Undergraduate Applications Up By Record 28 Percent
The number of students applying to UConn has risen dramatically this year - from 14,000 in 2002 to 18,000, an increase of 28 percent.
The jump, part of a steady trend at the University since 1995, is the most dramatic increase to date in a single year.
And, since the freshman class of 2003 is set to be the same size as last year's incoming class at the main campus, this year's applicants face greater competition than ever before.
"We admitted 62 percent of applicants last year," says Dolan Evanovich, associate provost for enrollment management, "and this year we're admitting less than 50 percent."
Applications are also up at the regional campuses, with 838 students applying to a regional campus as their first choice, an increase of 20 percent over last year's total of 696.
The growing demand has enabled the University to be more selective. The average SAT score of this year's incoming class is expected to be 16 to 20 points higher than last year's average of 1149, and that will be 57 points higher than in 1996 when the SAT scoring system was recentered.

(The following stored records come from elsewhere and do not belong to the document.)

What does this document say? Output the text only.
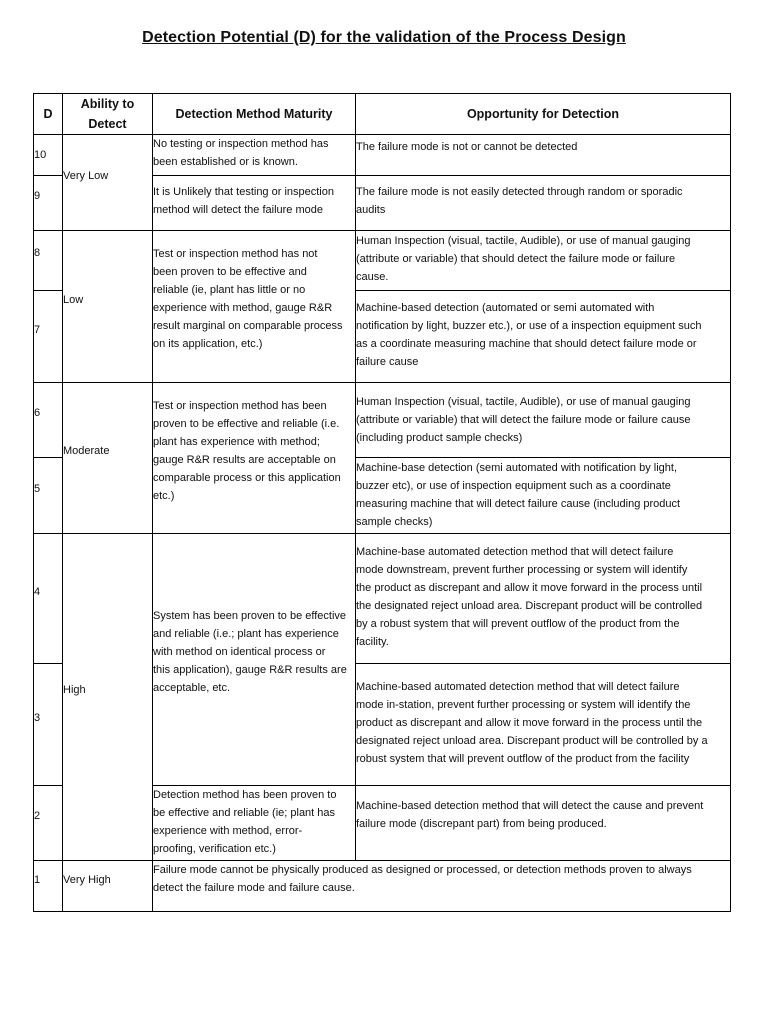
Detection Potential (D) for the validation of the Process Design
D
Ability to
Detect
Detection Method Maturity	Opportunity for Detection
10
9
8
7
6
5
4
3
2
1
Very Low
Low
Moderate
High
Very High
No testing or inspection method has
been established or is known.
It is Unlikely that testing or inspection
method will detect the failure mode
Test or inspection method has not
been proven to be effective and
reliable (ie, plant has little or no
experience with method, gauge R&R
result marginal on comparable process
on its application, etc.)
Test or inspection method has been
proven to be effective and reliable (i.e.
plant has experience with method;
gauge R&R results are acceptable on
comparable process or this application
etc.)
System has been proven to be effective
and reliable (i.e.; plant has experience
with method on identical process or
this application), gauge R&R results are
acceptable, etc.
Detection method has been proven to
be effective and reliable (ie; plant has
experience with method, error-
proofing, verification etc.)
Failure mode cannot be physically produced as designed or processed, or detection methods proven to always
detect the failure mode and failure cause.
The failure mode is not or cannot be detected
The failure mode is not easily detected through random or sporadic
audits
Human Inspection (visual, tactile, Audible), or use of manual gauging
(attribute or variable) that should detect the failure mode or failure
cause.
Machine-based detection (automated or semi automated with
notification by light, buzzer etc.), or use of a inspection equipment such
as a coordinate measuring machine that should detect failure mode or
failure cause
Human Inspection (visual, tactile, Audible), or use of manual gauging
(attribute or variable) that will detect the failure mode or failure cause
(including product sample checks)
Machine-base detection (semi automated with notification by light,
buzzer etc), or use of inspection equipment such as a coordinate
measuring machine that will detect failure cause (including product
sample checks)
Machine-base automated detection method that will detect failure
mode downstream, prevent further processing or system will identify
the product as discrepant and allow it move forward in the process until
the designated reject unload area. Discrepant product will be controlled
by a robust system that will prevent outflow of the product from the
facility.
Machine-based automated detection method that will detect failure
mode in-station, prevent further processing or system will identify the
product as discrepant and allow it move forward in the process until the
designated reject unload area. Discrepant product will be controlled by a
robust system that will prevent outflow of the product from the facility
Machine-based detection method that will detect the cause and prevent
failure mode (discrepant part) from being produced.
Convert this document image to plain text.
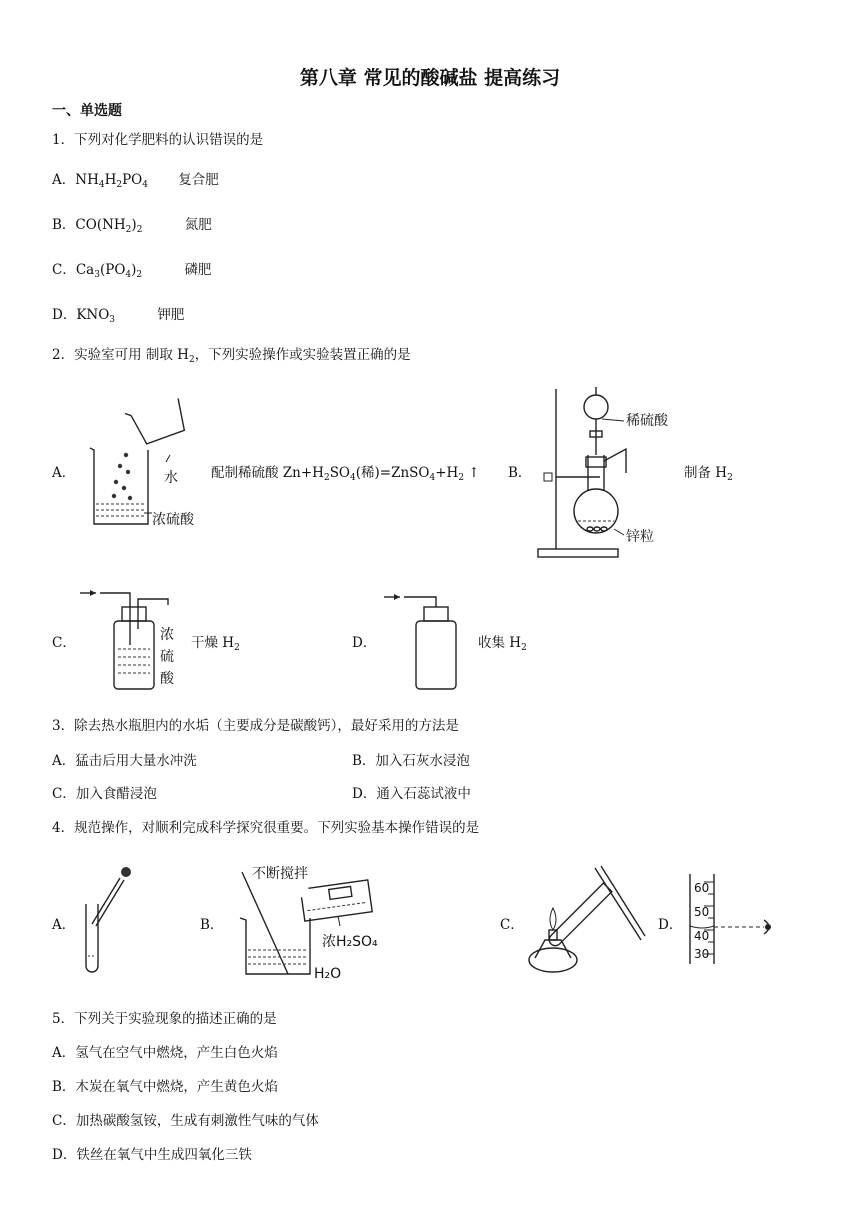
第八章 常见的酸碱盐 提高练习
一、单选题
1．下列对化学肥料的认识错误的是
A．$NH_4H_2PO_4$ 复合肥
B．$CO(NH_2)_2$	氮肥
C．$Ca_3(PO_4)_2$	磷肥
D．$KNO_3$	钾肥
2．实验室可用 制取 $H_2$，下列实验操作或实验装置正确的是
A．	水
浓硫酸
配制稀硫酸 $Zn+H_2SO_4$(稀)$=ZnSO_4+H_2$ ↑ B．
稀硫酸
锌粒
制备 $H_2$
C．	浓
硫
酸
干燥 $H_2$	D．	收集 $H_2$
3．除去热水瓶胆内的水垢（主要成分是碳酸钙），最好采用的方法是
A．猛击后用大量水冲洗	B．加入石灰水浸泡
C．加入食醋浸泡	D．通入石蕊试液中
4．规范操作，对顺利完成科学探究很重要。下列实验基本操作错误的是
A．	B．
不断搅拌
浓H₂SO₄
H₂O
C．	D．
60
50
40
30
5．下列关于实验现象的描述正确的是
A．氢气在空气中燃烧，产生白色火焰
B．木炭在氧气中燃烧，产生黄色火焰
C．加热碳酸氢铵，生成有刺激性气味的气体
D．铁丝在氧气中生成四氧化三铁
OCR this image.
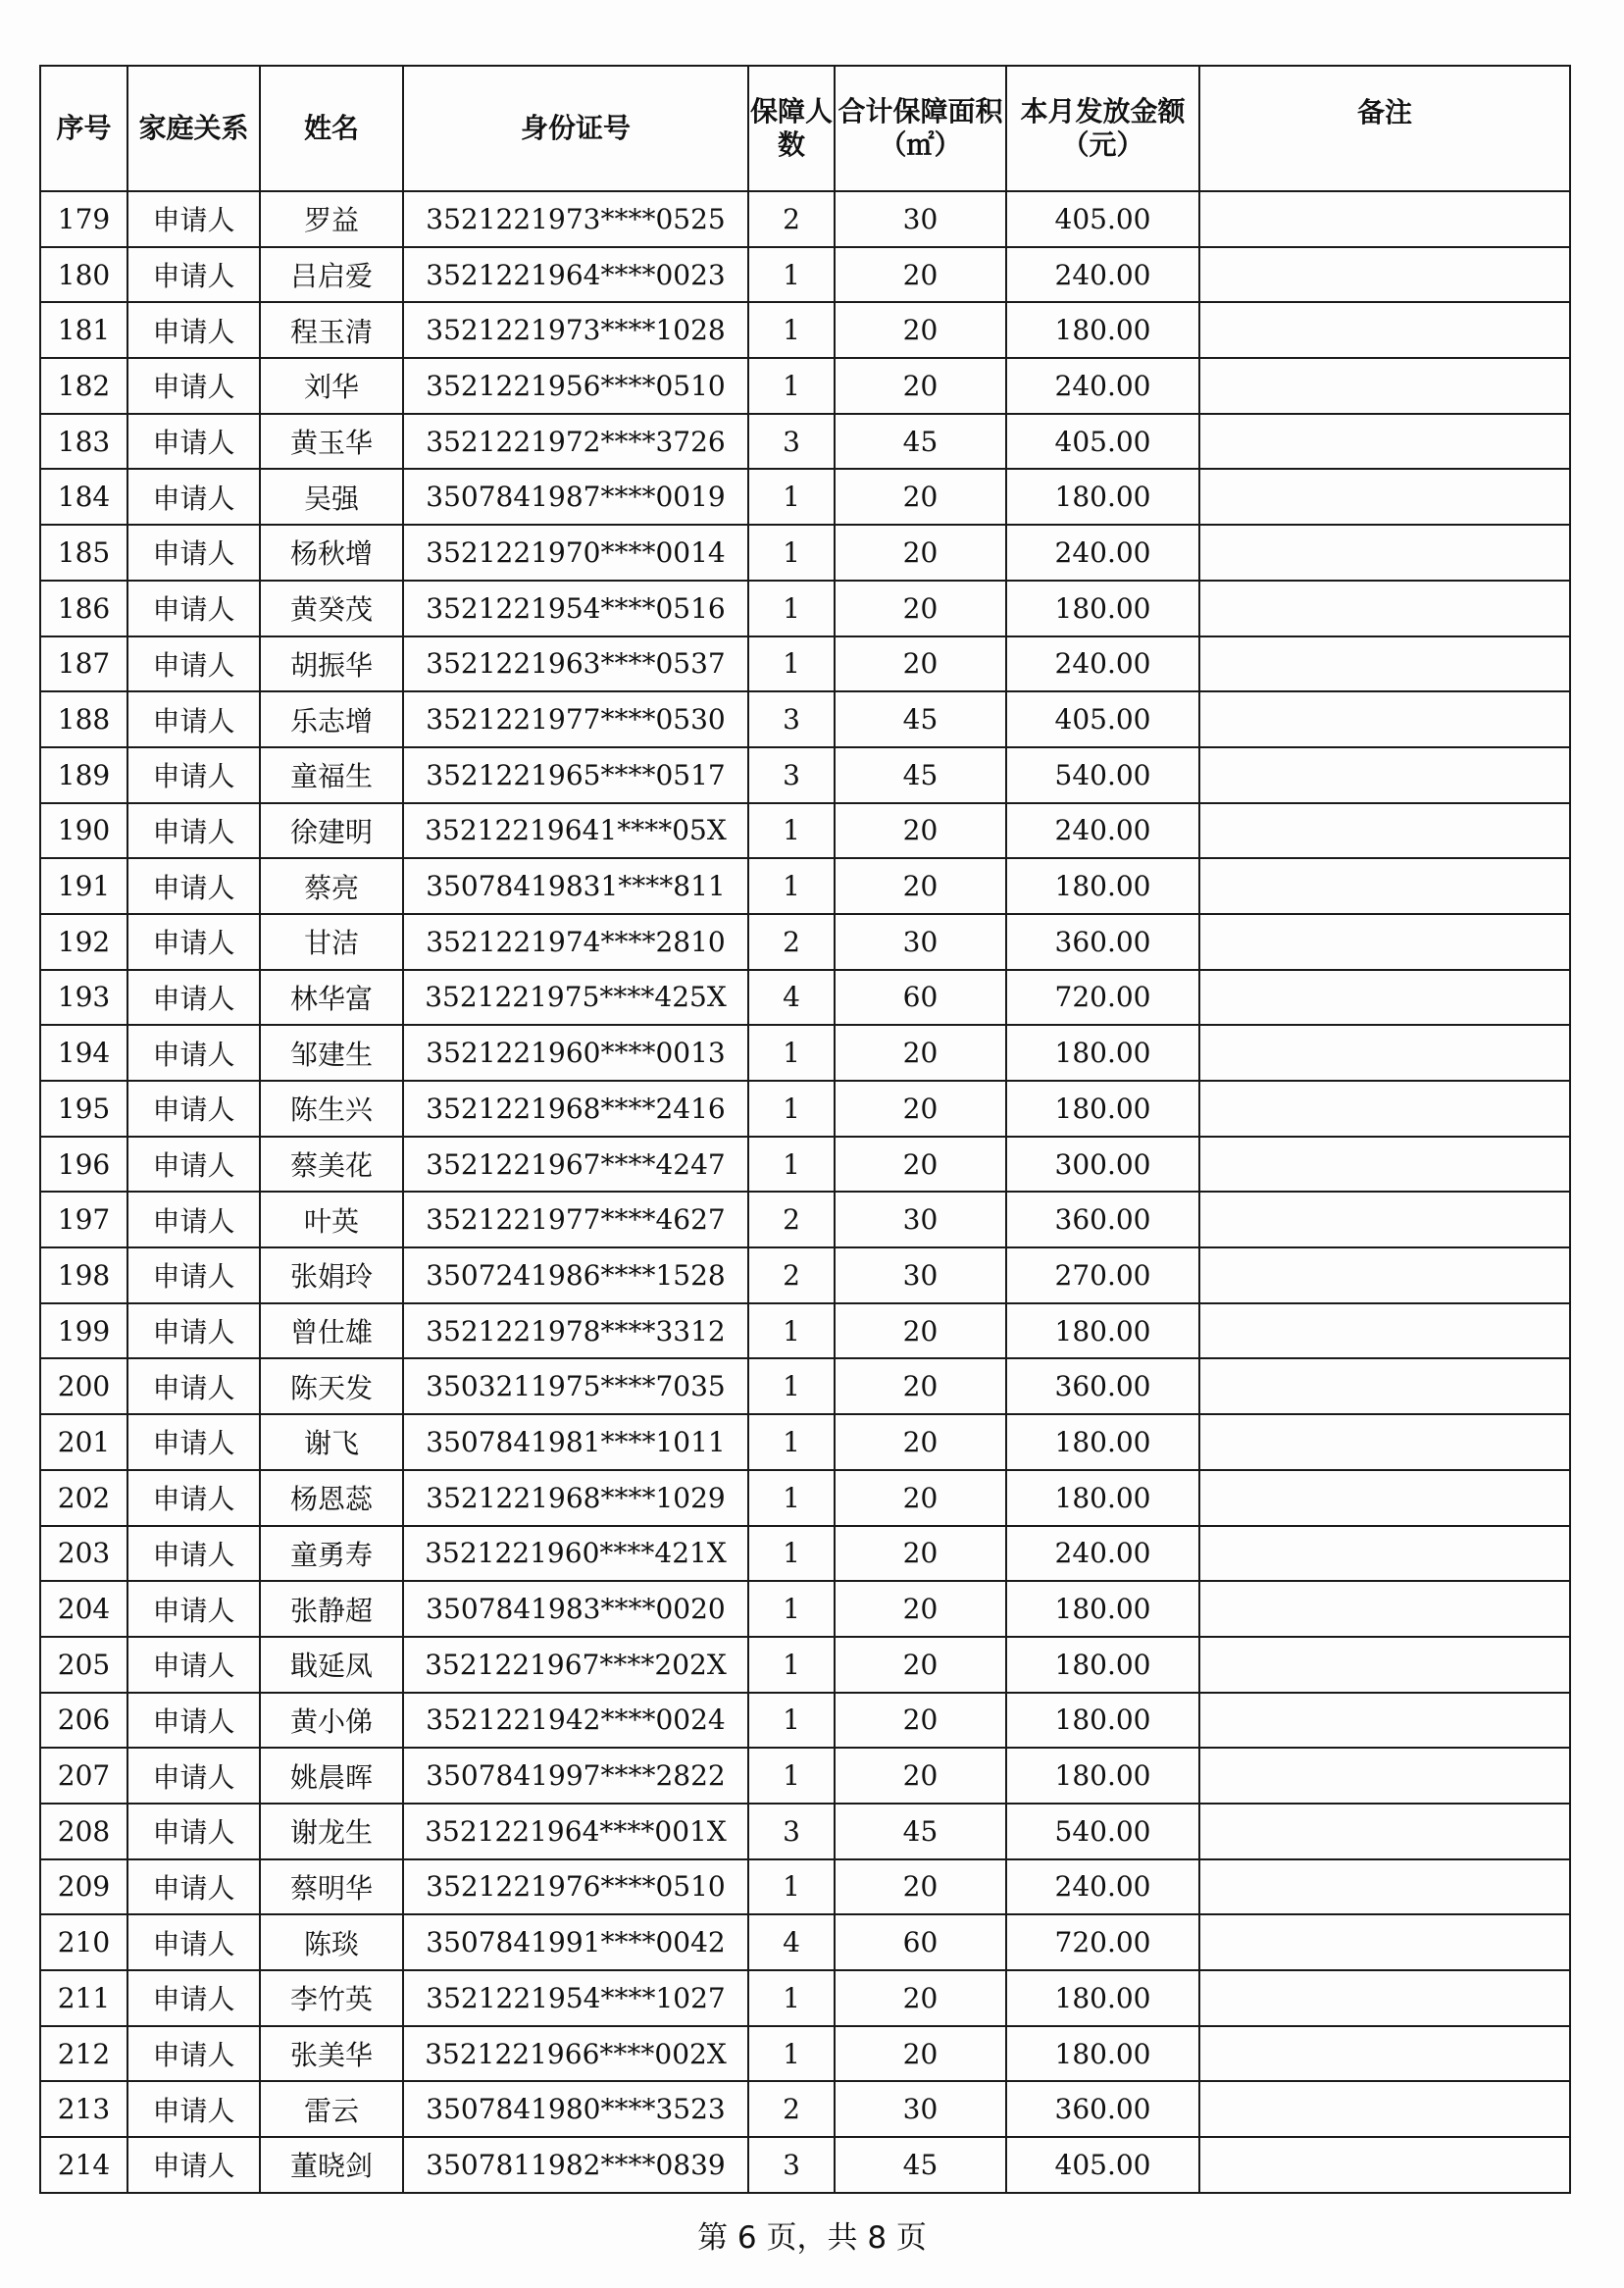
序号	家庭关系	姓名	身份证号	保障人数	合计保障面积（㎡）	本月发放金额（元）	备注
179	申请人	罗益	3521221973****0525	2	30	405.00	
180	申请人	吕启爱	3521221964****0023	1	20	240.00	
181	申请人	程玉清	3521221973****1028	1	20	180.00	
182	申请人	刘华	3521221956****0510	1	20	240.00	
183	申请人	黄玉华	3521221972****3726	3	45	405.00	
184	申请人	吴强	3507841987****0019	1	20	180.00	
185	申请人	杨秋增	3521221970****0014	1	20	240.00	
186	申请人	黄癸茂	3521221954****0516	1	20	180.00	
187	申请人	胡振华	3521221963****0537	1	20	240.00	
188	申请人	乐志增	3521221977****0530	3	45	405.00	
189	申请人	童福生	3521221965****0517	3	45	540.00	
190	申请人	徐建明	35212219641****05X	1	20	240.00	
191	申请人	蔡亮	35078419831****811	1	20	180.00	
192	申请人	甘洁	3521221974****2810	2	30	360.00	
193	申请人	林华富	3521221975****425X	4	60	720.00	
194	申请人	邹建生	3521221960****0013	1	20	180.00	
195	申请人	陈生兴	3521221968****2416	1	20	180.00	
196	申请人	蔡美花	3521221967****4247	1	20	300.00	
197	申请人	叶英	3521221977****4627	2	30	360.00	
198	申请人	张娟玲	3507241986****1528	2	30	270.00	
199	申请人	曾仕雄	3521221978****3312	1	20	180.00	
200	申请人	陈天发	3503211975****7035	1	20	360.00	
201	申请人	谢飞	3507841981****1011	1	20	180.00	
202	申请人	杨恩蕊	3521221968****1029	1	20	180.00	
203	申请人	童勇寿	3521221960****421X	1	20	240.00	
204	申请人	张静超	3507841983****0020	1	20	180.00	
205	申请人	戢延凤	3521221967****202X	1	20	180.00	
206	申请人	黄小俤	3521221942****0024	1	20	180.00	
207	申请人	姚晨晖	3507841997****2822	1	20	180.00	
208	申请人	谢龙生	3521221964****001X	3	45	540.00	
209	申请人	蔡明华	3521221976****0510	1	20	240.00	
210	申请人	陈琰	3507841991****0042	4	60	720.00	
211	申请人	李竹英	3521221954****1027	1	20	180.00	
212	申请人	张美华	3521221966****002X	1	20	180.00	
213	申请人	雷云	3507841980****3523	2	30	360.00	
214	申请人	董晓剑	3507811982****0839	3	45	405.00	
第 6 页，共 8 页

"Clearly, the bar has been raised," says Evanovich.
Officials attribute the increased interest to a number of reasons - the support of the state through UConn 2000 and 21st Century UConn; the success of the Husky athletic teams; and the efforts of the University's academic depart- ments - but the bottom line is value, says James Morales, director of admissions.
"More families and more students are considering what UConn has to offer in light of what they would pay at other schools for double the cost. They're asking if there is value added at those schools, and the answer is no," he says. "UConn has a top quality education to offer at a reasonable cost."
Other contributing factors are the increasing numbers of high school graduates, as the children of the baby boom generation apply to college, and the growing ease of applying online, which may encourage individual students to apply to more colleges.
This year UConn received 4,000 online applications to the Storrs campus alone, compared with a total of 1,300 in 2002. But these factors affect colleges nationwide, and none is reporting growth on the scale of that at UConn.
"It's not uncommon to have a 2 percent, or 5 percent, or 10 percent increase from year to year," says Morales, "but nobody is experiencing a nearly 30 percent growth in just one year, on top of significant growth the previous year."
As admission to UConn becomes more competitive, high school students are starting to send in their applications earlier. Many are applying through the early action program to improve their chances of getting in. As with other selective schools, the class fills early, and just meeting the March 1 application deadline may not be sufficient.
There has been a strong surge of interest from out-of-state students, with a 50 percent jump in applications from outside Connecticut in the past year: 9,400 applications were received in 2003, compared with 6,200 in 2002. Interest was high in states from Maine to Maryland, and even as far afield as California and Minnesota.
Notes Morales, "These students are comparing UConn with schools in their state and finding it very competitive - despite the higher sticker price they have to pay compared with the in-state rate at their own state university."
UConn is also seeing a shift in who its competitors are. Once vying mostly with other New England public universities, the University is now competing for students who are also applying to schools such as Syracuse, Rutgers, Penn State, and the universities of Delaware and Maryland.
"As we become more selective, our rankings go up and our reputation improves," says Chancellor John D. Petersen. "It's an upward spiral."
Although officials had anticipated a rise in applications this year, the actual increase surpassed expectations, posing a challenge for admissions staff. "We were stretched to capacity and beyond," says Morales. But with overtime, temporary help, and staff from other areas pitching in, all the applications were processed on time.
While freshman enrollment at Storrs will remain steady this year, the number of students at the campus will continue to increase, as the larger freshman classes of the past couple of years work their way through the system.
The boom in demand, coinciding with cutbacks in the state budget, is expected to create some challenges for the University.
"Expectations of services are higher at a time when the state's ability to support us is challenged," says Lorraine Aronson, vice president for financial planning and management. "We will need the cooperation of all our faculty, staff, and administrators to continue our momentum. And we will continue to pursue all possible efficiencies in order to provide the services students need."
In addition to applications for freshman admission, UConn is also receiving more transfer applications. The number is up by 300 from last year, a 17 percent increase. The majority of transfer applicants are students from private, four-year institutions.
The University's surging popularity may not be welcomed by everybody. Stiffer competition means some students will not make the cut.
"Many parents and students say they were surprised when a student wasn't accepted," says Morales. "Our response is, 'You shouldn't be surprised. This is a top-notch school, with a competitive pool, and you may or may not get in.'"
Adds Morales, "We tell everyone not to take admission for granted."